KEY POINTS:
Old Kiwi hands in China marvel at the naivety of politicians and fresh-faced businesspeople when it comes to doing business with the People's Republic.
Long before China became "hot", important New Zealand business leaders recognised the potential of the China market and invested considerable time and energy to get a foothold.
China is a far easier place in which to do business than even five years ago but problems of transacting business in a one-party state where promotion in public agencies is sometimes determined more by Communist Party membership than ability remain. The free trade agreement with New Zealand, another building block being carried along China's capitalist road, has not got rid of them.
China's wall of tariff protection was hardly ever a real block to doing business with the economic powerhouse.
The pressing problems that broke many early China-based foreign businesses and inhibited western exporters were more to do with day-to-day issues such as corruption, bad debts, dishonest agents, a decrepit banking system and valuing assets in a country with an ambiguous attitude toward private property.
At heart the West must deal with an alien culture where English is not the lingua franca of most business sectors and where the ways business deals are negotiated and business is transacted are at odds with the free world.
According to Ed Weymes, associate dean international at Waikato Management School, it comes down to a cultural divide.
"Foreign businesses will fail if they do not understand the Chinese way of doing things. There is no need to adopt these ways but merely to adapt to them."
Top New Zealand negotiators might not, in his view, be the right people to win contracts.
"They may be too direct, too forthright and used to drawing a line in the sand and defending it against all challengers.
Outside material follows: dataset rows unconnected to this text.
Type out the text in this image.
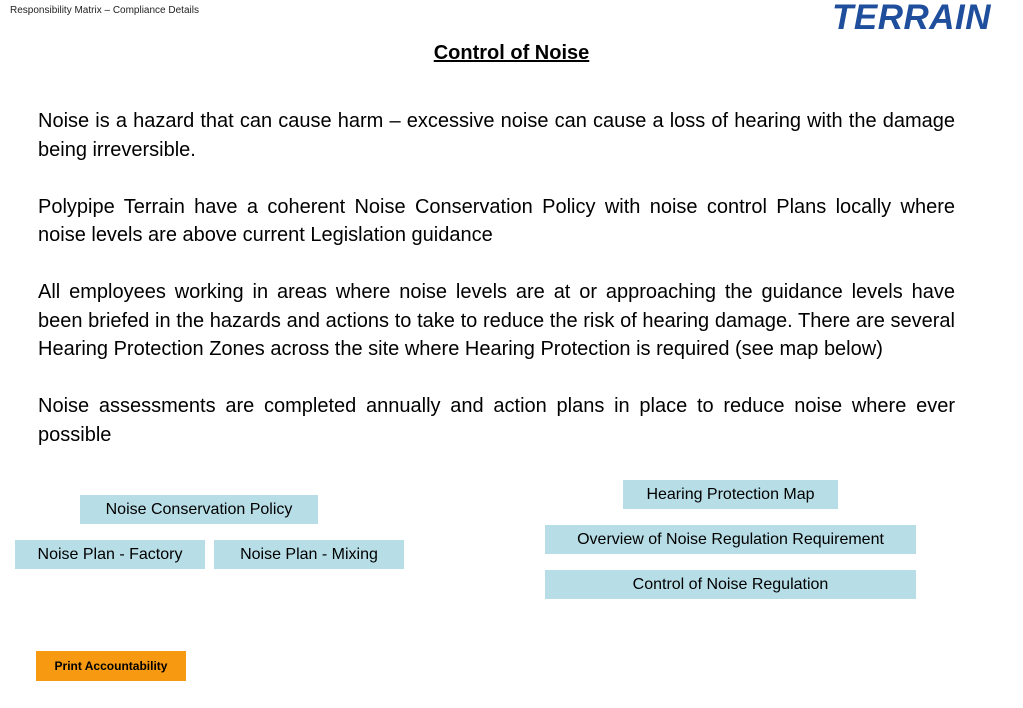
Responsibility Matrix – Compliance Details	TERRAIN
Control of Noise

Noise is a hazard that can cause harm – excessive noise can cause a loss of hearing with the damage being irreversible.

Polypipe Terrain have a coherent Noise Conservation Policy with noise control Plans locally where noise levels are above current Legislation guidance

All employees working in areas where noise levels are at or approaching the guidance levels have been briefed in the hazards and actions to take to reduce the risk of hearing damage. There are several Hearing Protection Zones across the site where Hearing Protection is required (see map below)

Noise assessments are completed annually and action plans in place to reduce noise where ever possible

Noise Conservation Policy
Noise Plan - Factory	Noise Plan - Mixing
Hearing Protection Map
Overview of Noise Regulation Requirement
Control of Noise Regulation
Print Accountability
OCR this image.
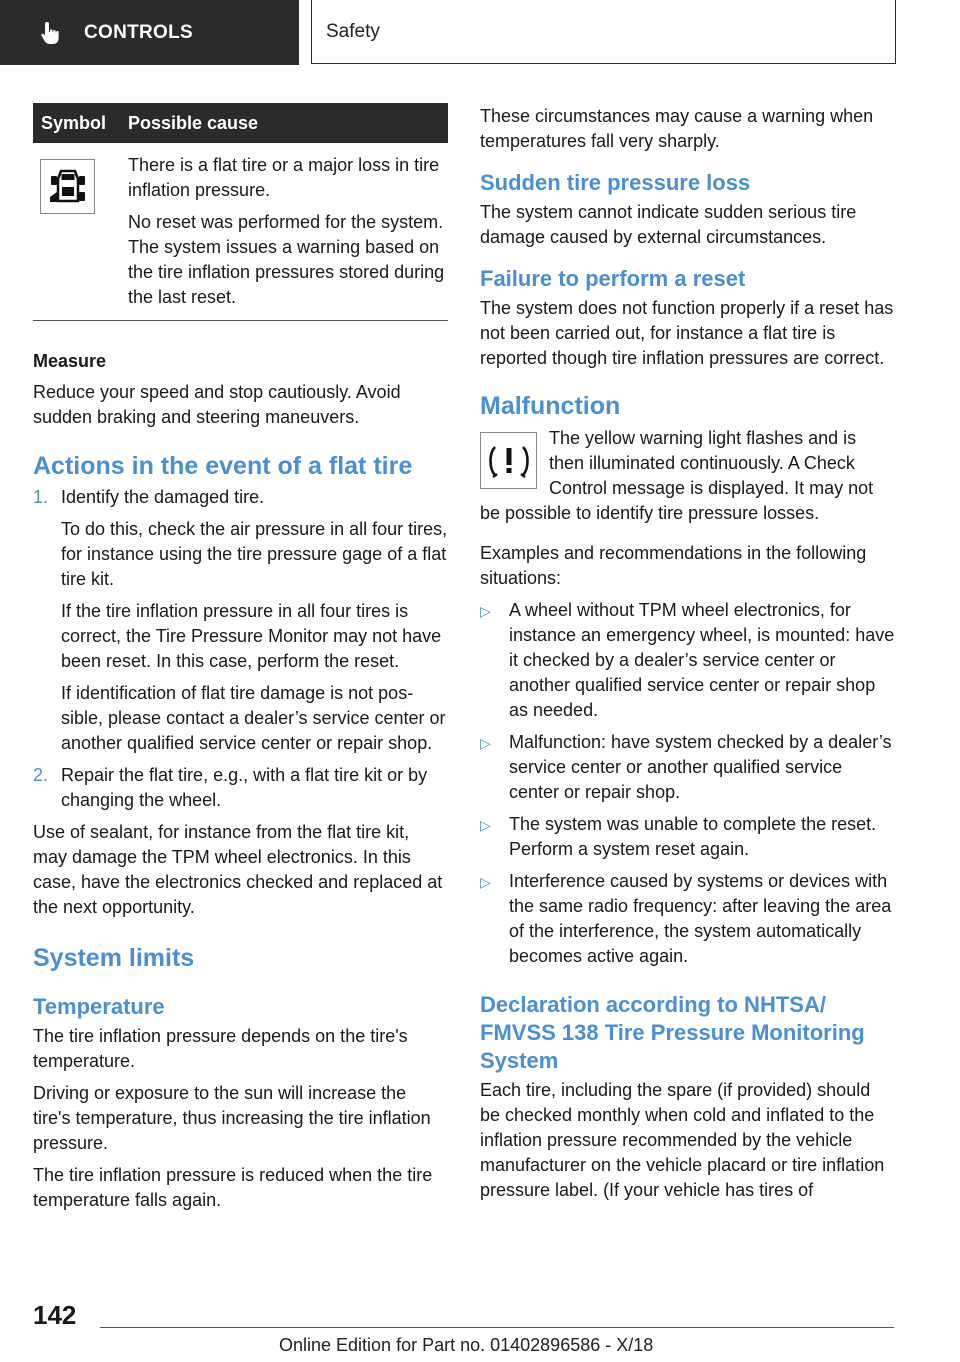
CONTROLS	Safety
Symbol	Possible cause

There is a flat tire or a major loss in tire inflation pressure.

No reset was performed for the system. The system issues a warning based on the tire inflation pressures stored during the last reset.

Measure

Reduce your speed and stop cautiously. Avoid sudden braking and steering maneuvers.

Actions in the event of a flat tire
1. Identify the damaged tire.

To do this, check the air pressure in all four tires, for instance using the tire pressure gage of a flat tire kit.

If the tire inflation pressure in all four tires is correct, the Tire Pressure Monitor may not have been reset. In this case, perform the reset.

If identification of flat tire damage is not possible, please contact a dealer’s service center or another qualified service center or repair shop.

2. Repair the flat tire, e.g., with a flat tire kit or by changing the wheel.

Use of sealant, for instance from the flat tire kit, may damage the TPM wheel electronics. In this case, have the electronics checked and replaced at the next opportunity.

System limits
Temperature

The tire inflation pressure depends on the tire's temperature.

Driving or exposure to the sun will increase the tire's temperature, thus increasing the tire inflation pressure.

The tire inflation pressure is reduced when the tire temperature falls again.

These circumstances may cause a warning when temperatures fall very sharply.

Sudden tire pressure loss

The system cannot indicate sudden serious tire damage caused by external circumstances.

Failure to perform a reset

The system does not function properly if a reset has not been carried out, for instance a flat tire is reported though tire inflation pressures are correct.

Malfunction

The yellow warning light flashes and is then illuminated continuously. A Check Control message is displayed. It may not be possible to identify tire pressure losses.

Examples and recommendations in the following situations:

▷ A wheel without TPM wheel electronics, for instance an emergency wheel, is mounted: have it checked by a dealer’s service center or another qualified service center or repair shop as needed.

▷ Malfunction: have system checked by a dealer’s service center or another qualified service center or repair shop.

▷ The system was unable to complete the reset. Perform a system reset again.

▷ Interference caused by systems or devices with the same radio frequency: after leaving the area of the interference, the system automatically becomes active again.

Declaration according to NHTSA/ FMVSS 138 Tire Pressure Monitoring System

Each tire, including the spare (if provided) should be checked monthly when cold and inflated to the inflation pressure recommended by the vehicle manufacturer on the vehicle placard or tire inflation pressure label. (If your vehicle has tires of

142
Online Edition for Part no. 01402896586 - X/18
A negotiator with a high level of emotional intelligence and intercultural communication skills is preferable."
It seems that understanding the culture is more important than learning the language.
That puts huge pressure on New Zealand business people who lack language skills and, in some cases, know little of China's history or culture.
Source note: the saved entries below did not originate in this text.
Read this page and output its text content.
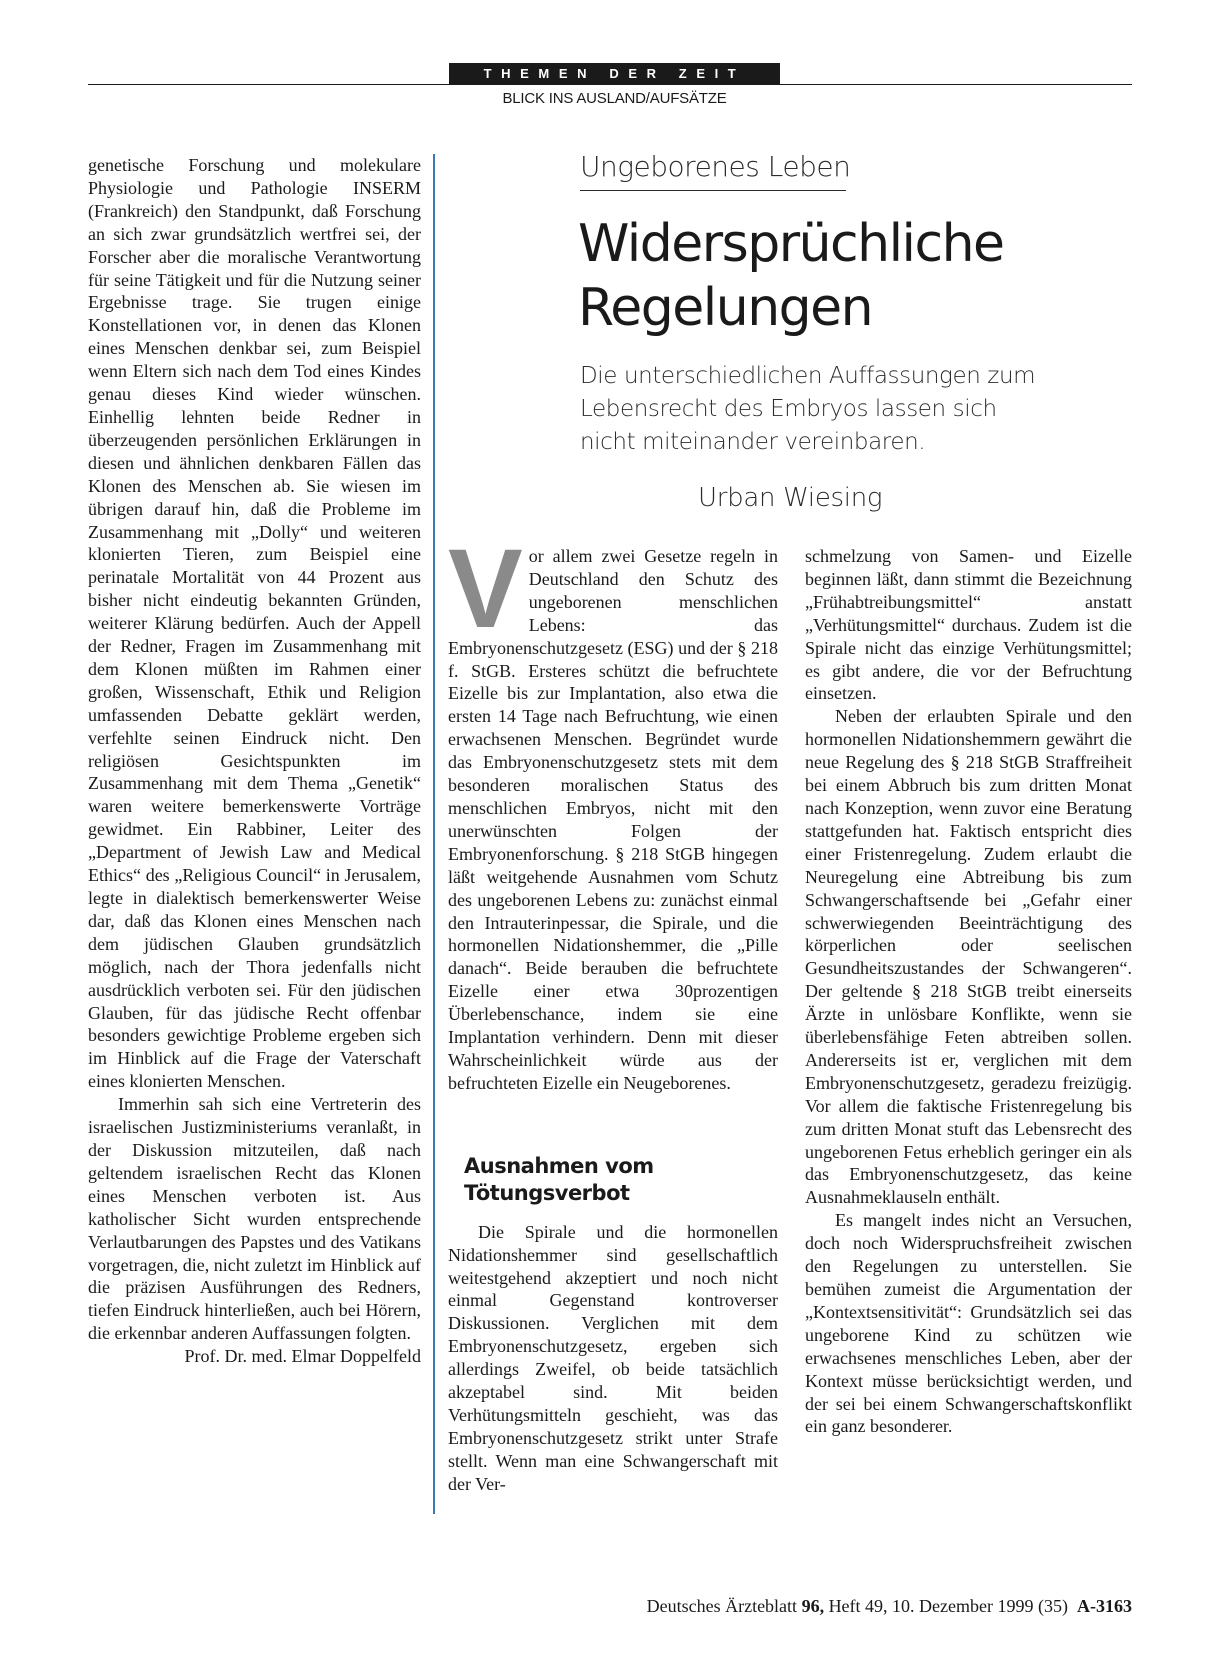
THEMEN DER ZEIT
BLICK INS AUSLAND/AUFSÄTZE

genetische Forschung und molekulare Physiologie und Pathologie INSERM (Frankreich) den Standpunkt, daß Forschung an sich zwar grundsätzlich wertfrei sei, der Forscher aber die moralische Verantwortung für seine Tätigkeit und für die Nutzung seiner Ergebnisse trage. Sie trugen einige Konstellationen vor, in denen das Klonen eines Menschen denkbar sei, zum Beispiel wenn Eltern sich nach dem Tod eines Kindes genau dieses Kind wieder wünschen. Einhellig lehnten beide Redner in überzeugenden persönlichen Erklärungen in diesen und ähnlichen denkbaren Fällen das Klonen des Menschen ab. Sie wiesen im übrigen darauf hin, daß die Probleme im Zusammenhang mit „Dolly“ und weiteren klonierten Tieren, zum Beispiel eine perinatale Mortalität von 44 Prozent aus bisher nicht eindeutig bekannten Gründen, weiterer Klärung bedürfen. Auch der Appell der Redner, Fragen im Zusammenhang mit dem Klonen müßten im Rahmen einer großen, Wissenschaft, Ethik und Religion umfassenden Debatte geklärt werden, verfehlte seinen Eindruck nicht. Den religiösen Gesichtspunkten im Zusammenhang mit dem Thema „Genetik“ waren weitere bemerkenswerte Vorträge gewidmet. Ein Rabbiner, Leiter des „Department of Jewish Law and Medical Ethics“ des „Religious Council“ in Jerusalem, legte in dialektisch bemerkenswerter Weise dar, daß das Klonen eines Menschen nach dem jüdischen Glauben grundsätzlich möglich, nach der Thora jedenfalls nicht ausdrücklich verboten sei. Für den jüdischen Glauben, für das jüdische Recht offenbar besonders gewichtige Probleme ergeben sich im Hinblick auf die Frage der Vaterschaft eines klonierten Menschen.

Immerhin sah sich eine Vertreterin des israelischen Justizministeriums veranlaßt, in der Diskussion mitzuteilen, daß nach geltendem israelischen Recht das Klonen eines Menschen verboten ist. Aus katholischer Sicht wurden entsprechende Verlautbarungen des Papstes und des Vatikans vorgetragen, die, nicht zuletzt im Hinblick auf die präzisen Ausführungen des Redners, tiefen Eindruck hinterließen, auch bei Hörern, die erkennbar anderen Auffassungen folgten.

Prof. Dr. med. Elmar Doppelfeld

Ungeborenes Leben
Widersprüchliche Regelungen
Die unterschiedlichen Auffassungen zum Lebensrecht des Embryos lassen sich nicht miteinander vereinbaren.
Urban Wiesing

Vor allem zwei Gesetze regeln in Deutschland den Schutz des ungeborenen menschlichen Lebens: das Embryonenschutzgesetz (ESG) und der § 218 f. StGB. Ersteres schützt die befruchtete Eizelle bis zur Implantation, also etwa die ersten 14 Tage nach Befruchtung, wie einen erwachsenen Menschen. Begründet wurde das Embryonenschutzgesetz stets mit dem besonderen moralischen Status des menschlichen Embryos, nicht mit den unerwünschten Folgen der Embryonenforschung. § 218 StGB hingegen läßt weitgehende Ausnahmen vom Schutz des ungeborenen Lebens zu: zunächst einmal den Intrauterinpessar, die Spirale, und die hormonellen Nidationshemmer, die „Pille danach“. Beide berauben die befruchtete Eizelle einer etwa 30prozentigen Überlebenschance, indem sie eine Implantation verhindern. Denn mit dieser Wahrscheinlichkeit würde aus der befruchteten Eizelle ein Neugeborenes.

Ausnahmen vom Tötungsverbot

Die Spirale und die hormonellen Nidationshemmer sind gesellschaftlich weitestgehend akzeptiert und noch nicht einmal Gegenstand kontroverser Diskussionen. Verglichen mit dem Embryonenschutzgesetz, ergeben sich allerdings Zweifel, ob beide tatsächlich akzeptabel sind. Mit beiden Verhütungsmitteln geschieht, was das Embryonenschutzgesetz strikt unter Strafe stellt. Wenn man eine Schwangerschaft mit der Ver-

schmelzung von Samen- und Eizelle beginnen läßt, dann stimmt die Bezeichnung „Frühabtreibungsmittel“ anstatt „Verhütungsmittel“ durchaus. Zudem ist die Spirale nicht das einzige Verhütungsmittel; es gibt andere, die vor der Befruchtung einsetzen.

Neben der erlaubten Spirale und den hormonellen Nidationshemmern gewährt die neue Regelung des § 218 StGB Straffreiheit bei einem Abbruch bis zum dritten Monat nach Konzeption, wenn zuvor eine Beratung stattgefunden hat. Faktisch entspricht dies einer Fristenregelung. Zudem erlaubt die Neuregelung eine Abtreibung bis zum Schwangerschaftsende bei „Gefahr einer schwerwiegenden Beeinträchtigung des körperlichen oder seelischen Gesundheitszustandes der Schwangeren“. Der geltende § 218 StGB treibt einerseits Ärzte in unlösbare Konflikte, wenn sie überlebensfähige Feten abtreiben sollen. Andererseits ist er, verglichen mit dem Embryonenschutzgesetz, geradezu freizügig. Vor allem die faktische Fristenregelung bis zum dritten Monat stuft das Lebensrecht des ungeborenen Fetus erheblich geringer ein als das Embryonenschutzgesetz, das keine Ausnahmeklauseln enthält.

Es mangelt indes nicht an Versuchen, doch noch Widerspruchsfreiheit zwischen den Regelungen zu unterstellen. Sie bemühen zumeist die Argumentation der „Kontextsensitivität“: Grundsätzlich sei das ungeborene Kind zu schützen wie erwachsenes menschliches Leben, aber der Kontext müsse berücksichtigt werden, und der sei bei einem Schwangerschaftskonflikt ein ganz besonderer.

Deutsches Ärzteblatt 96, Heft 49, 10. Dezember 1999 (35) A-3163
Yet such impediments have not discouraged leading New Zealand companies from cashing in on the publicity and goodwill from the free trade agreement to gear their businesses for the projected bonanza it will generate.
China is still a complex market where the best plans can be destroyed by poorly drafted contracts, bad legal advice and over-zealous contract negotiations.
New Zealand Trade & Enterprise's "Navigating China" report on the website www.nzte.govt.nz is perhaps the most practical guide to doing business in China. It contains little of the recent political hype associated with the free trade agreement but much practical information including step-by-step guidance on conducting day-to-day business and many warnings about what can go wrong.
There are no guarantees that even when all the correct steps have been followed that things won't go wrong. Chinese commercial courts are notoriously unreliable where it comes to enforcing contracts, even where the breaches are blatant and actions against errant Chinese companies, officials and agents in foreign jurisdictions are not recognised in China. Western businesses must, therefore, look for security in other areas, not least "getting the culture right".